Ну конечно, это Евгений Денисович, красавчик с длинными русыми волосами, в пиджачке, в синей косоворотке…
— Экономим керосин, — с порога оправдывается Евгений Денисович, — бережем для занятий.
— А вы понимаете, что здесь?
— Но это же школьный керосин.
— Делят землю!
— Но это школьный…
— А что ваши ученики будут есть, вас это интересует?
Одну лампу ставят на стол, другую подвешивают под потолок, все видно, всех видно, на свету все как-то заметнее.
Быстров снимает фуражку, кладет на стол, вытягивает руку, не глядя ни на руку, ни на Устинова, — непререкаемый театральный жест.
— Список!
Славушка рассматривает Быстрова. Странное лицо, точно высеченное из песчанника, гладкие белесые волосы, будто смазанные маслом, такие же белесые брови, сумасшедшие — и не серые, а синие глаза, прямой нос с ноздрями, раздувающимися как у злого жеребца, бледные широкие губы, и подбородок такой благородной формы, что, носи он бороду, ее следовало бы сбрить, чтобы лицо не утратило своих законченных очертаний.
— Ну что ж, потолкуем…
Только всего и произносит он, но Славушка понимает, что теперь не будет ни драки, ни крика, ни обмана, так велик авторитет этого человека, его боятся, это очевидно, но есть в нем что-то еще, что заставляет одних притихнуть, других подчиниться, а третьих поверить и пойти за ним, куда бы он их ни повел.

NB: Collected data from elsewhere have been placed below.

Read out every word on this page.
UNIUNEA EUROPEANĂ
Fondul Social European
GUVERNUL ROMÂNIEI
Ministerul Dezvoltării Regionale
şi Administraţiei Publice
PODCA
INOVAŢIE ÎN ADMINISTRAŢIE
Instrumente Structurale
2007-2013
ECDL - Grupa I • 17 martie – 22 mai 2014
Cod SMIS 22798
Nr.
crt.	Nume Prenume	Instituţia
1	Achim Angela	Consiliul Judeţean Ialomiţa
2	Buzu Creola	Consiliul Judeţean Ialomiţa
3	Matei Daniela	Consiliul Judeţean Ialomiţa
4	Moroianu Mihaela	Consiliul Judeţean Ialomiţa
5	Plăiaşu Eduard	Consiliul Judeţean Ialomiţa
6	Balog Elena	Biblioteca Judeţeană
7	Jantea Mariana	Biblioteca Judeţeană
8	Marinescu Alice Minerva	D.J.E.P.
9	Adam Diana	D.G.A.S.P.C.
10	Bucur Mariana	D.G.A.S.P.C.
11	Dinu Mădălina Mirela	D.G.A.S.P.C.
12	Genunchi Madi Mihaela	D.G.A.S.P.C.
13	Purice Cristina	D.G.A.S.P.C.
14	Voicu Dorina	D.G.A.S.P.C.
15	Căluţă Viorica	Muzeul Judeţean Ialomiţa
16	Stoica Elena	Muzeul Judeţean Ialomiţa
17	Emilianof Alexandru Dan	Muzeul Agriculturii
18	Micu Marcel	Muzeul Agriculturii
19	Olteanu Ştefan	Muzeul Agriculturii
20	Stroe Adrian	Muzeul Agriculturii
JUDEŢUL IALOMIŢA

Быстров отводит плечи назад, сбрасывает бекешу, подходит к доске и видит в углу мальчиков.
— А вы что здесь делаете?
Они молчат, сейчас их выгонят, и, собственно говоря, они уже и сами не прочь…
Взгляд синих глаз пронзителен и беспощаден.
— Сидите, сидите, — снисходительно говорит Быстров. — Учитесь. Может, кто из вас станет еще председателем совнаркома!
Набрасывает на доску бекешу, возвращается к столу. Смотрит на бумагу, где расписано, какие и за кем закреплены земельные наделы, а все остальные смотрят на Быстрова, ждут, что он скажет, спорить с ним опасно и почти бесполезно, знают — как он решит, так тому и быть.
— Земля… — задумчиво произносит Быстров. — Все под ноги себе смотрите… А нет, посмотреть вокруг себя… — Он смотрит куда-то поверх мужиков. — И даже подальше… — И смотрит дальше. — В Европу, например…
Филипп Макарович тоже завороженно смотрит на бумагу, где все расписано так ловко, что не сразу уразумеешь, какую отличную землю отписал себе автор этого плана.
Европа — плохой признак, так у Быстрова всегда, заговорит о равенстве и братстве, а потом примется уравнивать всех поблизости!
— Чтобы вы, товарищи, не ставили свои личные интересы выше интересов мировой революции, заслушаем доклад о текущем моменте…
Он помолчал, точно кто-то еще, кроме него, мог сейчас сделать доклад, вытянул руку, указал пальцем на женщин, заслонивших висящую на стене физическую карту обоих полушарий, и взялся за речь, как берутся за плуг или кувалду.
— Товарищи, могу сообщить вам радостную новость, — начал Быстров. — В ознаменование торжественной годовщины Октябрьской революции в Москве открыт памятник нашим учителям товарищам Марксу и Энгельсу!
Сообщение не волнует никого.
— Похлопаем?
Быстрова никто не поддерживает, хлопнув ладонью о ладонь, он стискивает кулаки и сует их в карманы.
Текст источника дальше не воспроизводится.